Singapore non-oil exports growth eases to 9.5% in Feb
SINGAPORE’S key exports rose 9.5 per cent year on year in February, easing from the previous month, according to data from Enterprise Singapore (ESG) on Thursday (Mar 17).
This came on the back of growth in both electronics and non-electronics shipments, as non-oil domestic exports (NODX) to Singapore’s top 10 markets grew as a whole in February.
It is however slower than January’s surprisingly strong growth of 17.6 per cent as well as private-sector economists’ expectations of a 16.5 per cent growth.
On a month-on-month seasonally adjusted basis, exports fell 2.8 per cent, compared with January’s 5 per cent expansion, as non-electronic exports fell while that for electronics grew.
In February, the seasonally adjusted value of NODX reached S$17.6 billion, lower than the previous month’s S$18.1 billion.
Barclays regional economist Brian Tan noted that February’s showing was dragged by sharp declines in shipments of non-monetary gold and specialised machinery as well as an unfavourable base effect from last year.
“The lower-than-expected print stemmed partly from a plunge in shipments of non-monetary gold, which tend to be volatile,” Tan said, adding that the concurrent rise in pharmaceutical exports, another typically volatile segment, was insufficient to offset this.
“Excluding exports of pharmaceuticals and non-monetary gold, we estimate NODX rose slightly in sequential terms,” he added.
Shipment of electronic products grew 11.6 per cent in February, extending the 14 per cent increase in January. This was attributed mostly to capacitors, which rose a whopping 247.6 per cent, followed by integrated circuits and disk media products.
The growth in non-electronic exports moderated in February to 8.8 per cent, slower than the previous month’s 18.6 per cent expansion. Structures of ships and boats, pharmaceuticals and petrochemicals contributed the most to this.
Key exports to the European Union rose 53.7 per cent in February, picking up pace from the previous month’s 32.3 per cent. This was followed by Malaysia at 29.8 per cent, up from 20.1 per cent in January. Exports to China grew 19.2 per cent in February, compared with the 26.1 per cent expansion in the previous month.

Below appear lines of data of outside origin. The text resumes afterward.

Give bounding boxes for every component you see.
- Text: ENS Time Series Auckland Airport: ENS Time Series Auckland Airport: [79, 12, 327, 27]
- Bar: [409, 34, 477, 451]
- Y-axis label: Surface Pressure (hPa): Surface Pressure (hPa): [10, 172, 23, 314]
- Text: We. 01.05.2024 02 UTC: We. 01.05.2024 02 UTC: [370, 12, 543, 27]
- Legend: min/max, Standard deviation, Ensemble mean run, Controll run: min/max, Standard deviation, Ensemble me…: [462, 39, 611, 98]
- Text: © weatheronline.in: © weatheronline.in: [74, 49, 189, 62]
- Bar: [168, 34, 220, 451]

Meanwhile, NODX to South Korea, Hong Kong, the United States, Thailand and Indonesia declined in February.
In particular, exports to emerging markets fell 29.6 per cent after growing 21.6 per cent in January, mainly due to a decline for Cambodia, Laos, Myanmar and Vietnam as a whole, the Caribbean and the Middle East.
Overall, total trade rose by 21 per cent in February, easing from the previous month’s 24.9 per cent.
Sequentially, total trade grew 0.9 per cent, extending the 0.1 per cent rise in January.
On a seasonally adjusted basis, total trade reached S$109 billion in February, slightly higher than the previous month’s S$108 billion.
Noting that the disappointment in February’s export numbers stem mainly from the poor performance of non-monetary gold, Tan said: “We doubt this is reflective of a broader drop in external demand, especially as electronics exports rose in sequential terms. Exports of specialised machinery are also unlikely to stay low for long when there is still ample global demand for semiconductors.”
However, Sung Eun Jung, senior economist from Oxford Economics, believes exports could weaken in the coming months with the Russia-Ukraine war dampening global trade and growth prospects.
“Ongoing supply chain disruptions pose further challenges to trade, with localised lockdowns in China adding to temporary disruptions,” said Jung.
ING senior economist Nicholas Mapa said NODX could see more moderation in the months ahead, with trade activity expected to slow amid a dimming global growth outlook.